Was Noah's flood a worldwide destruction, or a territorial flood for a specific group of transgressors? It is written in ancient Chinese history, of a great flood that took place in the time of Noah, near mount Ararat. Many scholars through studies of the original transcripts believe that this was not a total destruction of earth, but a territorial flood destroying the ungodly of this period of time. The reason God brought forth this flood upon the land lies in the book of Genesis.
And it came to pass, when men began to multiply on the face of the earth, and daughters were born unto them, that the sons of God saw the daughters of men that they were fair; and they took them wives of all which they chose. (Genesis 6:1-2). Beings from the spirit world, Nephilim, the fallen angels, looked upon the beautiful woman and took any they desired to be their wives.
There were giants in the earth in those days; and also after that, when the fallen sons of God came in unto the daughters of men, and they bare children to them, the same became mighty men, which were of old, men of renown. (Genesis 6:4). In those days, when the fallen angels, Nephilim, were sexually involved with human women, their children became giants, Gibbor in the Hebrew language, of whom so many legends are told.
And God saw that the wickedness of man was great in the earth, and that every imagination of the thoughts of his heart was only evil continually. And it repented the Lord that He had made man on the earth , and it grieved Him at His heart. (Genesis 6:5-6). When God seen the perversion among the Nephilim and among men, he was sorry he had made them.
And the Lord said, I will destroy man whom I have created from the face of the earth; both man, and beast, and the creeping thing, and the fowls of the air; for it repenteth me that I have made them. (Genesis 6:7). God would destroy man along with the Gibbor, in order to preserve the human race that the fallen angels tried to pollute.
For if God spared not the angels that sinned, but cast them down to hell, and delivered them into chains of darkness, to be reserved unto judgment; And spared not the old world, but saved Noah the eighth person, a preacher of righteousness, bringing in the flood upon the world of the ungodly. (2 Peter 2:4-5). And the angels which kept not their first estate, but left their own habitation, he hath reserved in everlasting chains under darkness unto the judgment of the great day. (Jude 1:6).
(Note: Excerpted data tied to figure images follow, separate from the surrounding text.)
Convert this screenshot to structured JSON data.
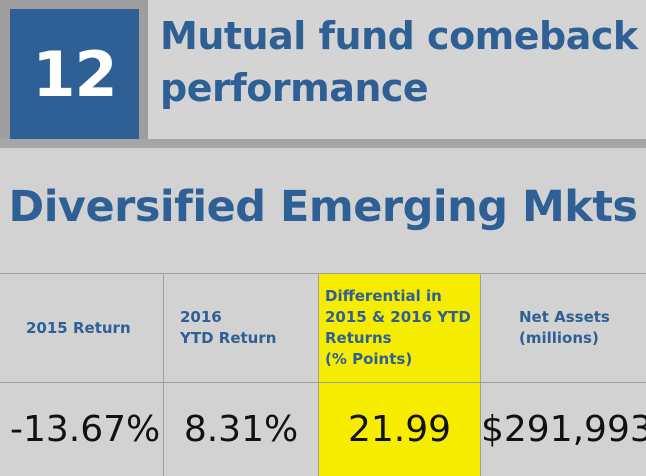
{
  "rank": "12",
  "title": "Mutual fund comeback performance",
  "category": "Diversified Emerging Mkts",
  "columns": [
    {
      "header": "2015 Return",
      "value": "-13.67%"
    },
    {
      "header": "2016\nYTD Return",
      "value": "8.31%"
    },
    {
      "header": "Differential in\n2015 & 2016 YTD\nReturns\n(% Points)",
      "value": "21.99"
    },
    {
      "header": "Net Assets\n(millions)",
      "value": "$291,993"
    }
  ],
  "colors": {
    "accent": "#2e6096",
    "highlight": "#f5ec00",
    "background": "#d2d2d2"
  }
}
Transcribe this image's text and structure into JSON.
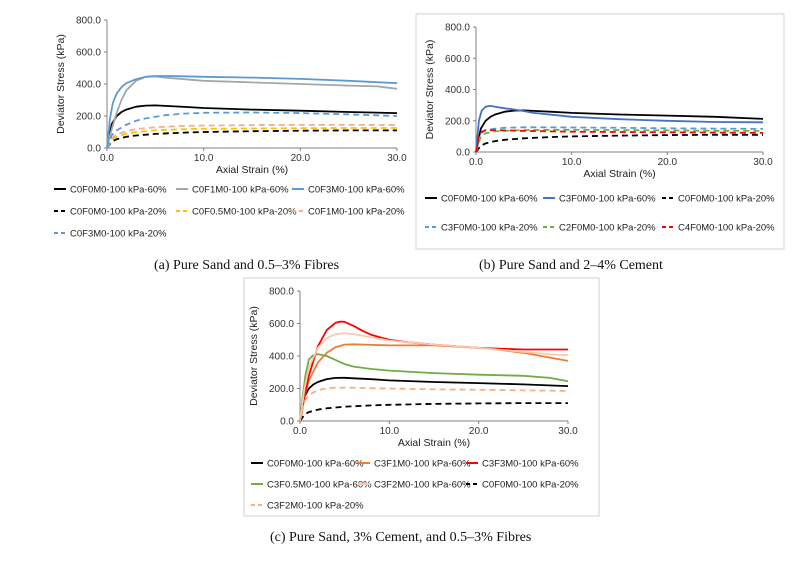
{
  "chart_data": [
    {
      "id": "a",
      "type": "line",
      "caption": "(a) Pure Sand and 0.5–3% Fibres",
      "xlabel": "Axial Strain (%)",
      "ylabel": "Deviator Stress (kPa)",
      "xlim": [
        0,
        30
      ],
      "ylim": [
        0,
        800
      ],
      "xticks": [
        "0.0",
        "10.0",
        "20.0",
        "30.0"
      ],
      "yticks": [
        "0.0",
        "200.0",
        "400.0",
        "600.0",
        "800.0"
      ],
      "series": [
        {
          "name": "C0F0M0-100 kPa-60%",
          "color": "#000000",
          "dash": "solid",
          "x": [
            0,
            0.5,
            1,
            1.5,
            2,
            3,
            4,
            5,
            6,
            8,
            10,
            15,
            20,
            25,
            30
          ],
          "y": [
            0,
            150,
            200,
            225,
            240,
            258,
            265,
            266,
            263,
            257,
            250,
            240,
            233,
            225,
            218
          ]
        },
        {
          "name": "C0F1M0-100 kPa-60%",
          "color": "#a6a6a6",
          "dash": "solid",
          "x": [
            0,
            0.5,
            1,
            1.5,
            2,
            3,
            4,
            5,
            6,
            8,
            10,
            15,
            20,
            25,
            28,
            30
          ],
          "y": [
            0,
            120,
            220,
            300,
            360,
            420,
            445,
            448,
            440,
            430,
            420,
            410,
            400,
            390,
            385,
            370
          ]
        },
        {
          "name": "C0F3M0-100 kPa-60%",
          "color": "#5b9bd5",
          "dash": "solid",
          "x": [
            0,
            0.3,
            0.6,
            1,
            1.5,
            2,
            3,
            4,
            5,
            6,
            8,
            10,
            15,
            20,
            25,
            30
          ],
          "y": [
            0,
            180,
            280,
            340,
            380,
            405,
            430,
            445,
            450,
            450,
            448,
            445,
            440,
            432,
            420,
            405
          ]
        },
        {
          "name": "C0F0M0-100 kPa-20%",
          "color": "#000000",
          "dash": "dash",
          "x": [
            0,
            0.5,
            1,
            2,
            3,
            5,
            8,
            10,
            15,
            20,
            25,
            30
          ],
          "y": [
            0,
            40,
            55,
            70,
            78,
            88,
            96,
            100,
            105,
            108,
            110,
            110
          ]
        },
        {
          "name": "C0F0.5M0-100 kPa-20%",
          "color": "#ffc000",
          "dash": "dash",
          "x": [
            0,
            0.5,
            1,
            2,
            3,
            5,
            8,
            10,
            15,
            20,
            25,
            30
          ],
          "y": [
            0,
            50,
            70,
            90,
            100,
            110,
            118,
            120,
            122,
            124,
            125,
            125
          ]
        },
        {
          "name": "C0F1M0-100 kPa-20%",
          "color": "#f4b183",
          "dash": "dash",
          "x": [
            0,
            0.5,
            1,
            2,
            3,
            5,
            8,
            10,
            15,
            20,
            25,
            30
          ],
          "y": [
            0,
            60,
            85,
            105,
            118,
            130,
            138,
            140,
            143,
            144,
            145,
            143
          ]
        },
        {
          "name": "C0F3M0-100 kPa-20%",
          "color": "#5b9bd5",
          "dash": "dash",
          "x": [
            0,
            0.5,
            1,
            2,
            3,
            4,
            6,
            8,
            10,
            15,
            20,
            25,
            30
          ],
          "y": [
            0,
            80,
            110,
            145,
            170,
            185,
            205,
            215,
            220,
            222,
            218,
            210,
            200
          ]
        }
      ]
    },
    {
      "id": "b",
      "type": "line",
      "caption": "(b) Pure Sand and 2–4% Cement",
      "xlabel": "Axial Strain (%)",
      "ylabel": "Deviator Stress (kPa)",
      "xlim": [
        0,
        30
      ],
      "ylim": [
        0,
        800
      ],
      "xticks": [
        "0.0",
        "10.0",
        "20.0",
        "30.0"
      ],
      "yticks": [
        "0.0",
        "200.0",
        "400.0",
        "600.0",
        "800.0"
      ],
      "series": [
        {
          "name": "C0F0M0-100 kPa-60%",
          "color": "#000000",
          "dash": "solid",
          "x": [
            0,
            0.5,
            1,
            1.5,
            2,
            3,
            4,
            5,
            6,
            8,
            10,
            15,
            20,
            25,
            30
          ],
          "y": [
            0,
            150,
            200,
            225,
            240,
            258,
            265,
            266,
            263,
            257,
            250,
            240,
            233,
            225,
            212
          ]
        },
        {
          "name": "C3F0M0-100 kPa-60%",
          "color": "#4472c4",
          "dash": "solid",
          "x": [
            0,
            0.3,
            0.6,
            1,
            1.5,
            2,
            3,
            4,
            5,
            6,
            8,
            10,
            15,
            20,
            25,
            30
          ],
          "y": [
            0,
            200,
            265,
            290,
            295,
            290,
            280,
            272,
            262,
            250,
            238,
            225,
            210,
            200,
            192,
            190
          ]
        },
        {
          "name": "C0F0M0-100 kPa-20%",
          "color": "#000000",
          "dash": "dash",
          "x": [
            0,
            0.5,
            1,
            2,
            3,
            5,
            8,
            10,
            15,
            20,
            25,
            30
          ],
          "y": [
            0,
            40,
            55,
            70,
            78,
            88,
            96,
            100,
            105,
            108,
            110,
            110
          ]
        },
        {
          "name": "C3F0M0-100 kPa-20%",
          "color": "#5b9bd5",
          "dash": "dash",
          "x": [
            0,
            0.5,
            1,
            2,
            3,
            5,
            8,
            10,
            15,
            20,
            25,
            30
          ],
          "y": [
            0,
            120,
            140,
            150,
            155,
            158,
            158,
            157,
            155,
            152,
            150,
            148
          ]
        },
        {
          "name": "C2F0M0-100 kPa-20%",
          "color": "#70ad47",
          "dash": "dash",
          "x": [
            0,
            0.5,
            1,
            2,
            3,
            5,
            8,
            10,
            15,
            20,
            25,
            30
          ],
          "y": [
            0,
            100,
            120,
            132,
            136,
            140,
            142,
            142,
            140,
            138,
            136,
            135
          ]
        },
        {
          "name": "C4F0M0-100 kPa-20%",
          "color": "#ff0000",
          "dash": "dash",
          "x": [
            0,
            0.3,
            0.6,
            1,
            2,
            3,
            5,
            8,
            10,
            15,
            20,
            25,
            30
          ],
          "y": [
            0,
            110,
            130,
            138,
            140,
            138,
            135,
            132,
            130,
            128,
            126,
            124,
            122
          ]
        }
      ]
    },
    {
      "id": "c",
      "type": "line",
      "caption": "(c)   Pure Sand, 3% Cement, and 0.5–3% Fibres",
      "xlabel": "Axial Strain (%)",
      "ylabel": "Deviator Stress (kPa)",
      "xlim": [
        0,
        30
      ],
      "ylim": [
        0,
        800
      ],
      "xticks": [
        "0.0",
        "10.0",
        "20.0",
        "30.0"
      ],
      "yticks": [
        "0.0",
        "200.0",
        "400.0",
        "600.0",
        "800.0"
      ],
      "series": [
        {
          "name": "C0F0M0-100 kPa-60%",
          "color": "#000000",
          "dash": "solid",
          "x": [
            0,
            0.5,
            1,
            1.5,
            2,
            3,
            4,
            5,
            6,
            8,
            10,
            15,
            20,
            25,
            30
          ],
          "y": [
            0,
            150,
            200,
            225,
            240,
            258,
            265,
            266,
            263,
            257,
            250,
            240,
            233,
            225,
            215
          ]
        },
        {
          "name": "C3F1M0-100 kPa-60%",
          "color": "#ed7d31",
          "dash": "solid",
          "x": [
            0,
            0.5,
            1,
            2,
            3,
            4,
            5,
            6,
            8,
            10,
            15,
            20,
            22,
            25,
            28,
            30
          ],
          "y": [
            0,
            150,
            250,
            360,
            420,
            455,
            470,
            472,
            468,
            465,
            465,
            450,
            440,
            420,
            390,
            370
          ]
        },
        {
          "name": "C3F3M0-100 kPa-60%",
          "color": "#ff0000",
          "dash": "solid",
          "x": [
            0,
            0.5,
            1,
            2,
            3,
            4,
            4.5,
            5,
            6,
            7,
            8,
            10,
            12,
            15,
            20,
            25,
            30
          ],
          "y": [
            0,
            150,
            280,
            460,
            560,
            605,
            612,
            610,
            585,
            555,
            530,
            500,
            485,
            470,
            450,
            440,
            440
          ]
        },
        {
          "name": "C3F0.5M0-100 kPa-60%",
          "color": "#70ad47",
          "dash": "solid",
          "x": [
            0,
            0.3,
            0.6,
            1,
            1.5,
            2,
            3,
            4,
            5,
            6,
            8,
            10,
            15,
            20,
            25,
            28,
            30
          ],
          "y": [
            0,
            150,
            280,
            380,
            405,
            412,
            400,
            375,
            350,
            335,
            320,
            310,
            295,
            285,
            278,
            265,
            245
          ]
        },
        {
          "name": "C3F2M0-100 kPa-60%",
          "color": "#f8cbad",
          "dash": "solid",
          "x": [
            0,
            0.5,
            1,
            2,
            3,
            4,
            5,
            6,
            8,
            10,
            15,
            20,
            25,
            28,
            30
          ],
          "y": [
            0,
            200,
            330,
            450,
            510,
            535,
            540,
            535,
            515,
            495,
            470,
            450,
            425,
            410,
            405
          ]
        },
        {
          "name": "C0F0M0-100 kPa-20%",
          "color": "#000000",
          "dash": "dash",
          "x": [
            0,
            0.5,
            1,
            2,
            3,
            5,
            8,
            10,
            15,
            20,
            25,
            30
          ],
          "y": [
            0,
            40,
            55,
            70,
            78,
            88,
            96,
            100,
            105,
            108,
            110,
            110
          ]
        },
        {
          "name": "C3F2M0-100 kPa-20%",
          "color": "#f4b183",
          "dash": "dash",
          "x": [
            0,
            0.5,
            1,
            2,
            3,
            4,
            6,
            8,
            10,
            15,
            20,
            25,
            30
          ],
          "y": [
            0,
            120,
            160,
            190,
            202,
            205,
            205,
            202,
            200,
            195,
            192,
            188,
            185
          ]
        }
      ]
    }
  ]
}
God bound the Nephilim in darkness until judgment day and Noah's family would carry on the seed line from Adam.
It is believed that many of the ungodly survived the flood and settled in the land of Canaan among the Canaanite people: "Kenites, and the Kenizzites, and the Kadmonites, and the Hittites, and the Perizzites, and the Rephaims, and the Amorites, and the Girgashites, and the Jebusites." (Genesis 15:19-21). Other names given to these tribes were Anakim, from one Anak, which came of the Nephilim, and Rephaim, from Rapha, another notable one among them.
The
Emims dwelt therein in times past, a people great, and many, and
tall, as the Anakims; which also were accounted Giants, as the
Anakims; but the Moabites call them Emims. (Deuteronomy
2:10-11). Both the Emim and the Anakim are
often referred to as the Rephaim.
Their strength is seen in the giant cities of Bashan, utilized by Egypt in the construction of buildings. The explanation of Greek mythology is no invention of the human mind. But it grew out of the traditions, and memories, and the legends of the doings of that mighty race of beings, and was gradually evolved out of the "heroes" of Genesis 6:4, the demi-gods of the Greeks. For a deeper study of this subject refer to appendix #25, The Nephilim of Genesis 6, in the King James companion Bible.